Upper Frequency Limits for Vortex Guiding and Ratchet Effects

Abstract

The guided and rectified motion of magnetic flux quanta are important effects governing the magnetoresistive response of nanostructured superconductors. While at low ac frequencies these effects are rather well understood, their manifestations at higher ac frequencies remain poorly investigated. Here, we explore the upper frequency limits for guided and rectified net motion of superconducting vortices in epitaxial $\mathrm{Nb}$ films decorated with ferromagnetic nanostripes.

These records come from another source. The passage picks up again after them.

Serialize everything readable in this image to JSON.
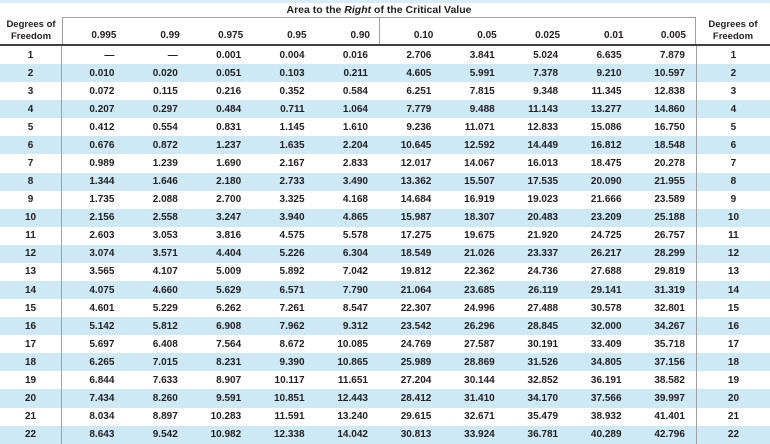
{
  "title": {
    "prefix": "Area to the ",
    "emphasis": "Right",
    "suffix": " of the Critical Value"
  },
  "df_header": {
    "line1": "Degrees of",
    "line2": "Freedom"
  },
  "columns": [
    "0.995",
    "0.99",
    "0.975",
    "0.95",
    "0.90",
    "0.10",
    "0.05",
    "0.025",
    "0.01",
    "0.005"
  ],
  "rows": [
    {
      "df": "1",
      "values": [
        "—",
        "—",
        "0.001",
        "0.004",
        "0.016",
        "2.706",
        "3.841",
        "5.024",
        "6.635",
        "7.879"
      ]
    },
    {
      "df": "2",
      "values": [
        "0.010",
        "0.020",
        "0.051",
        "0.103",
        "0.211",
        "4.605",
        "5.991",
        "7.378",
        "9.210",
        "10.597"
      ]
    },
    {
      "df": "3",
      "values": [
        "0.072",
        "0.115",
        "0.216",
        "0.352",
        "0.584",
        "6.251",
        "7.815",
        "9.348",
        "11.345",
        "12.838"
      ]
    },
    {
      "df": "4",
      "values": [
        "0.207",
        "0.297",
        "0.484",
        "0.711",
        "1.064",
        "7.779",
        "9.488",
        "11.143",
        "13.277",
        "14.860"
      ]
    },
    {
      "df": "5",
      "values": [
        "0.412",
        "0.554",
        "0.831",
        "1.145",
        "1.610",
        "9.236",
        "11.071",
        "12.833",
        "15.086",
        "16.750"
      ]
    },
    {
      "df": "6",
      "values": [
        "0.676",
        "0.872",
        "1.237",
        "1.635",
        "2.204",
        "10.645",
        "12.592",
        "14.449",
        "16.812",
        "18.548"
      ]
    },
    {
      "df": "7",
      "values": [
        "0.989",
        "1.239",
        "1.690",
        "2.167",
        "2.833",
        "12.017",
        "14.067",
        "16.013",
        "18.475",
        "20.278"
      ]
    },
    {
      "df": "8",
      "values": [
        "1.344",
        "1.646",
        "2.180",
        "2.733",
        "3.490",
        "13.362",
        "15.507",
        "17.535",
        "20.090",
        "21.955"
      ]
    },
    {
      "df": "9",
      "values": [
        "1.735",
        "2.088",
        "2.700",
        "3.325",
        "4.168",
        "14.684",
        "16.919",
        "19.023",
        "21.666",
        "23.589"
      ]
    },
    {
      "df": "10",
      "values": [
        "2.156",
        "2.558",
        "3.247",
        "3.940",
        "4.865",
        "15.987",
        "18.307",
        "20.483",
        "23.209",
        "25.188"
      ]
    },
    {
      "df": "11",
      "values": [
        "2.603",
        "3.053",
        "3.816",
        "4.575",
        "5.578",
        "17.275",
        "19.675",
        "21.920",
        "24.725",
        "26.757"
      ]
    },
    {
      "df": "12",
      "values": [
        "3.074",
        "3.571",
        "4.404",
        "5.226",
        "6.304",
        "18.549",
        "21.026",
        "23.337",
        "26.217",
        "28.299"
      ]
    },
    {
      "df": "13",
      "values": [
        "3.565",
        "4.107",
        "5.009",
        "5.892",
        "7.042",
        "19.812",
        "22.362",
        "24.736",
        "27.688",
        "29.819"
      ]
    },
    {
      "df": "14",
      "values": [
        "4.075",
        "4.660",
        "5.629",
        "6.571",
        "7.790",
        "21.064",
        "23.685",
        "26.119",
        "29.141",
        "31.319"
      ]
    },
    {
      "df": "15",
      "values": [
        "4.601",
        "5.229",
        "6.262",
        "7.261",
        "8.547",
        "22.307",
        "24.996",
        "27.488",
        "30.578",
        "32.801"
      ]
    },
    {
      "df": "16",
      "values": [
        "5.142",
        "5.812",
        "6.908",
        "7.962",
        "9.312",
        "23.542",
        "26.296",
        "28.845",
        "32.000",
        "34.267"
      ]
    },
    {
      "df": "17",
      "values": [
        "5.697",
        "6.408",
        "7.564",
        "8.672",
        "10.085",
        "24.769",
        "27.587",
        "30.191",
        "33.409",
        "35.718"
      ]
    },
    {
      "df": "18",
      "values": [
        "6.265",
        "7.015",
        "8.231",
        "9.390",
        "10.865",
        "25.989",
        "28.869",
        "31.526",
        "34.805",
        "37.156"
      ]
    },
    {
      "df": "19",
      "values": [
        "6.844",
        "7.633",
        "8.907",
        "10.117",
        "11.651",
        "27.204",
        "30.144",
        "32.852",
        "36.191",
        "38.582"
      ]
    },
    {
      "df": "20",
      "values": [
        "7.434",
        "8.260",
        "9.591",
        "10.851",
        "12.443",
        "28.412",
        "31.410",
        "34.170",
        "37.566",
        "39.997"
      ]
    },
    {
      "df": "21",
      "values": [
        "8.034",
        "8.897",
        "10.283",
        "11.591",
        "13.240",
        "29.615",
        "32.671",
        "35.479",
        "38.932",
        "41.401"
      ]
    },
    {
      "df": "22",
      "values": [
        "8.643",
        "9.542",
        "10.982",
        "12.338",
        "14.042",
        "30.813",
        "33.924",
        "36.781",
        "40.289",
        "42.796"
      ]
    }
  ],
  "colors": {
    "stripe": "#cde9f6",
    "topbar": "#d6ecf8",
    "border": "#9d9fa2",
    "rule": "#404042",
    "text": "#231f20"
  }
}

By combining broadband electrical spectroscopy with resistance measurements, we reveal that the rectified voltage vanishes at a geometrically defined frequency of about 700 MHz. By contrast, a vortex-guiding-related low-ac-loss response persists up to about 2 GHz. This value corresponds to the depinning frequency ${f}_{d}^{s}$ associated with the washboard pinning potential induced by the nanostripes, which exhibits peaks for commensurate vortex-lattice configurations. By applying a sum of dc and microwave ac currents at an angle $\ensuremath{\alpha}$ with respect to the nanostripes, the angle dependence of ${f}_{d}^{s}(\ensuremath{\alpha})$ is found to be correlated with the angle dependence of the depinning current. In all, our findings suggest that superconductors with higher ${f}_{d}^{s}$ should be favorable for efficient vortex manipulation in the gigahertz ac frequency range.